In addition to physical activity, the normalization of the diet is of paramount importance. It is important that your daily diet includes fresh fruits and vegetables, fiber-rich foods, fish, and lean meats. Salt and alcohol should be reduced, and smoking should be stopped.
The next important point in the appointment of HRT is a strict individualization of treatment, which implies an assessment of the severity of symptoms, anamnestic data, data from other studies and an assessment of the benefit-risk ratio. It is necessary to clearly understand what is safer for the patient - her current condition or the risk of possible complications from HRT. In addition, it is important to remember that the risk of complications increases in older women.
It is clear and proven that women with premature menopause (before 45 years and especially before 40 years) due to iatrogenic causes or diseases have a significantly increased risk of cardiovascular disease and osteoporosis. In these cases, HRT is indicated for objective reasons, the benefit / risk ratio is significantly inclined towards the predominance of benefits. Replacement therapy in such patients should continue until the age of natural menopause, the need for its further use should be decided individually.

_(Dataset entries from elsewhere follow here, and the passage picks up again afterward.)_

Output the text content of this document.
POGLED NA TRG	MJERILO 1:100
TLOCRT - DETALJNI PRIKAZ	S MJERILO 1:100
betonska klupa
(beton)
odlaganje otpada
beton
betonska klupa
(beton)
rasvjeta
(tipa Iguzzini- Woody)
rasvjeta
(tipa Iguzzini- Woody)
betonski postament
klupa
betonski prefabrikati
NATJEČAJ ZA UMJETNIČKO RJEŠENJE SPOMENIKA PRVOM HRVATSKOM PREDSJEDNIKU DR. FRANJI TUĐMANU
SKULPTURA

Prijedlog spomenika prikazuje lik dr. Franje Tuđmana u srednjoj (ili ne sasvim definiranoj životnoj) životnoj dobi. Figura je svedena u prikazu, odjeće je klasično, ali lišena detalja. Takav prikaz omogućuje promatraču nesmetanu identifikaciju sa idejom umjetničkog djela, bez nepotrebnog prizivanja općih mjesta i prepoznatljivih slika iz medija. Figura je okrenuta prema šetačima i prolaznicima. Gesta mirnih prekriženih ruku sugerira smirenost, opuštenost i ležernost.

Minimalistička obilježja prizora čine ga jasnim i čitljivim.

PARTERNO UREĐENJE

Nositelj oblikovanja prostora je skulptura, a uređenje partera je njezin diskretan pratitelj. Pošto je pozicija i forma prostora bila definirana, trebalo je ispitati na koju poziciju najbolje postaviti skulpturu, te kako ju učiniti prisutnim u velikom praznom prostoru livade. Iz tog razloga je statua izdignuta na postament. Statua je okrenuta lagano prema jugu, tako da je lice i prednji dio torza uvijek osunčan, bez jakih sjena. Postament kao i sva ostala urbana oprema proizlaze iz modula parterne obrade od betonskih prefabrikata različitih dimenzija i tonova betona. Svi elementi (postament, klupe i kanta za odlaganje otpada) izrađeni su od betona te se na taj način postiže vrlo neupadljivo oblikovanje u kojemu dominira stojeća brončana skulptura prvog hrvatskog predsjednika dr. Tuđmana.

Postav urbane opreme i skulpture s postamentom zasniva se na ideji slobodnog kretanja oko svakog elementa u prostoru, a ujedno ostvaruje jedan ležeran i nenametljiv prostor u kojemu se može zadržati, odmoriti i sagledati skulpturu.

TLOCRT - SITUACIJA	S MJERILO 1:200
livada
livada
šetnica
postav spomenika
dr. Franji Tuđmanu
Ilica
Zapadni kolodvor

HRT should not be prescribed without evidence, it is not an elixir of eternal youth!!!
For HRT, drugs containing the minimum effective dose of hormones that can improve the quality of life should be selected. At the same time, there are currently no reliable data on the effect of minimally effective doses of hormones on leveling the risk of cardiovascular diseases.
In patients with a preserved uterus, HRT should be combined, that is, include progesterone or its analogues in its composition - this is necessary to prevent the development of endometrial hyperplastic processes and cancer. However, natural progesterone and some progestins can have a number of additional positive effects in addition to the protective effect on the endometrium. The combination of systemic estrogens with the Mirena intrauterine hormone releasing system is a completely logical approach to HRT. Local administration of estrogens for the correction of urogenital disorders does not require additional administration of progesterone.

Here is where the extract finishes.